Além disso, durante uma entrevista coletiva na manhã desta quarta, o diretor-geral do Dmae, Adicionaldo dos Reis Cardoso, alertou sobre o recorde de consumo de água na cidade e sobre os sistemas estarem no limite do funcionamento.
Sem água
Pelo quinto dia seguido, residências e comércios de alguns pontos de Uberlândia, principalmente no Bairro Santa Mônica, estão sem água. Entre sábado e segunda-feira (28), 59 bairros de Uberlândia tiveram o abastecimento de água afetado. Entre segunda e terça-feira (29), partes mais altas da cidade ainda estavam sem o serviço.
De acordo com o Dmae, sistema do abastecimento de água foi normalizado na segunda-feira. Contudo, como preciso esvaziar 20 milhões de litros de água e secar completamente a adutora para que o trabalho fosse realizado, é um processo demorado para que a adutora fosse preenchida novamente. Além disso, os pontos geograficamente mais altos podem sofrer de baixa pressão na tubulação, dificultando que a água chegue ao local, segundo o diretor-geral do Dmae, Adicionaldo dos Reis Cardoso.
De acordo com o Dmae, no momento, a falta de abastecimento se concentra no Bairro Santa Mônica. Técnicos do Dmae estão no local verificando possíveis soluções para o problema.
Recomendações do MP
No documento enviado pelas promotorias de Defesa do Cidadão e de Defesa do Consumidor à Prefeitura de Uberlândia e ao Dmae, o MPMG solicitou um relatório sobre o rompimento da adutora da estação Sucupira no último sábado para que sejam realizadas as investigações.
Além disso, o MP recomendou ao Município e à autarquia que seja apresentado um Projeto de Lei (PL) na Câmara sobre medidas preventivas para evitar uma crise hídrica na cidade, especialmente considerando as fortes variações climáticas.

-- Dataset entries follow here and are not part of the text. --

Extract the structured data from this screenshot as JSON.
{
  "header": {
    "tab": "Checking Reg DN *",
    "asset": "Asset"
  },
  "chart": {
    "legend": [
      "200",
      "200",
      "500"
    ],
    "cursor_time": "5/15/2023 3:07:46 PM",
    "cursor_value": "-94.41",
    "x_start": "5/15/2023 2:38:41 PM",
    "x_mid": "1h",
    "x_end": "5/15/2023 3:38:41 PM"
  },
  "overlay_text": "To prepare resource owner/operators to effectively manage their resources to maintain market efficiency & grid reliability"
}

Também foi recomendado que não seja cobrado o fornecimento de água em caminhões-pipas e outras eventuais medidas alternativas que dão continuidade à prestação de serviços do Dmae.
O Município e a autarquia informaram que receberam o documento. Sobre o dano na adutora, o Dmae afirmou que causado por terceiros e que o órgão está tentando identificar os responsáveis. Já sobre o projeto de lei, disse que está em processo de elaboração.
Ainda sobre a cobrança do fornecimento de caminhões-pipa, o Dmae informou que faz parte do cumprimento da legislação, mas que essa recomendação do MP dá um suporte legal para deixar de cobrar pelo serviço.